Pierrette Fleutiaux : Je
me le demande moi même. Pour que vous ne preniez pas cela pour une
boutade, il faut que je vous explique comment cela se passe pour moi,
entre deux livres. Essentiellement, je rêvasse, somnole. J'erre
dans une sorte d'infra-monde, sous la surface du quotidien, emplie
de formes, vapeurs de personnages, bribes de phrases, mots, c'est épuisant.
Impossible de décider « je vais traiter tel ou tel
sujet », ça ne se fera pas ! Combien de livres
non écrits s'accumulent ainsi sur les étagères de
ma bibliographie virtuelle ! Rien de ce que je peux vouloir délibérément
et consciemment ne marche. Ce que j'attends, c'est une mélodie,
un rythme. Une fréquence particulière. Cette mélodie
est là, pas très loin, je la perçois, mais comment
la rejoindre ? Cela peut durer longtemps ainsi, jusqu'au moment où,
soudain, une phrase s'énonce dans la tête la première
phrase. Ainsi, dans Les Amants Imparfaits : « "Nous
ne parlerons pas de nos parents", ont-ils dit. » Rien
d'extraordinaire, mais c'était la bonne porte. Certitude d'y être
enfin. Il suffit de pousser cette porte, tout est là derrière,
il n'y a plus qu'à suivre. Suivre le fil d'Ariane des phrases,
des mots, faire confiance. Digressions, emballements, errements, faire
confiance. Comme écrire sous la dictée. Plus tard on rabotera,
déplacera, supprimera ou développera. Plus tard. Le plus
étrange: je ne sais rien encore de ceux qui ont dit : " nous
ne parlerons pas de nos parents ", ni de celui qui rapporte ces paroles.

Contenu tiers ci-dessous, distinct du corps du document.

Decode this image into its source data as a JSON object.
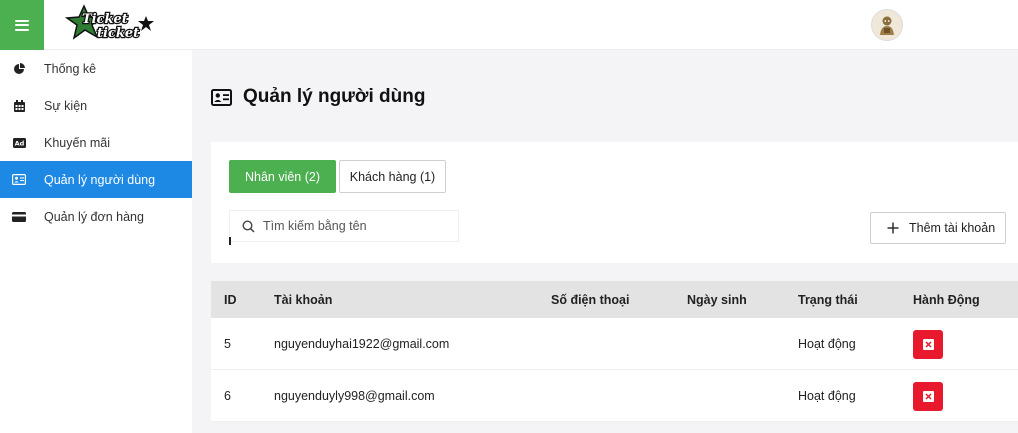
{
  "header": {
    "logo_text_line1": "Ticket",
    "logo_text_line2": "ticket",
    "menu_icon": "hamburger-icon",
    "avatar_icon": "user-avatar"
  },
  "sidebar": {
    "items": [
      {
        "label": "Thống kê",
        "icon": "pie-chart-icon"
      },
      {
        "label": "Sự kiện",
        "icon": "calendar-icon"
      },
      {
        "label": "Khuyến mãi",
        "icon": "ad-icon"
      },
      {
        "label": "Quản lý người dùng",
        "icon": "id-card-icon",
        "active": true
      },
      {
        "label": "Quản lý đơn hàng",
        "icon": "credit-card-icon"
      }
    ]
  },
  "main": {
    "title": "Quản lý người dùng",
    "title_icon": "id-card-icon",
    "tabs": [
      {
        "label": "Nhân viên (2)",
        "active": true
      },
      {
        "label": "Khách hàng (1)",
        "active": false
      }
    ],
    "search": {
      "placeholder": "Tìm kiếm bằng tên",
      "value": ""
    },
    "add_button_label": "Thêm tài khoản"
  },
  "table": {
    "columns": [
      "ID",
      "Tài khoản",
      "Số điện thoại",
      "Ngày sinh",
      "Trạng thái",
      "Hành Động"
    ],
    "rows": [
      {
        "id": "5",
        "account": "nguyenduyhai1922@gmail.com",
        "phone": "",
        "dob": "",
        "status": "Hoạt động"
      },
      {
        "id": "6",
        "account": "nguyenduyly998@gmail.com",
        "phone": "",
        "dob": "",
        "status": "Hoạt động"
      }
    ]
  },
  "colors": {
    "primary_green": "#4caf50",
    "active_blue": "#1e88e5",
    "danger_red": "#e8192c"
  }
}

Ah si ! Leurs prénoms, Camille et Léo pour les jumeaux,
Raphaël pour le narrateur. Tout le reste se dévidera en temps
voulu. Et, comme dans un champ magnétique, des éléments
de tout ce qui a flotté dans ma tête pendant ces mois d'attente
se précipiteront, trouveront leur place.
La gémellité apparaît comme un monstre à deux
tètes, incontrôlable et fascinant. Pouvez vous nous présenter
Léo et Camille ?
La gémellité n'est qu'un exemple,
le plus extrême, de ces rapports noués dans l'enfance (et
en ce cas avant la naissance) qui m'intéressent particulièrement,
à cause de leur proximité avec cet « avant »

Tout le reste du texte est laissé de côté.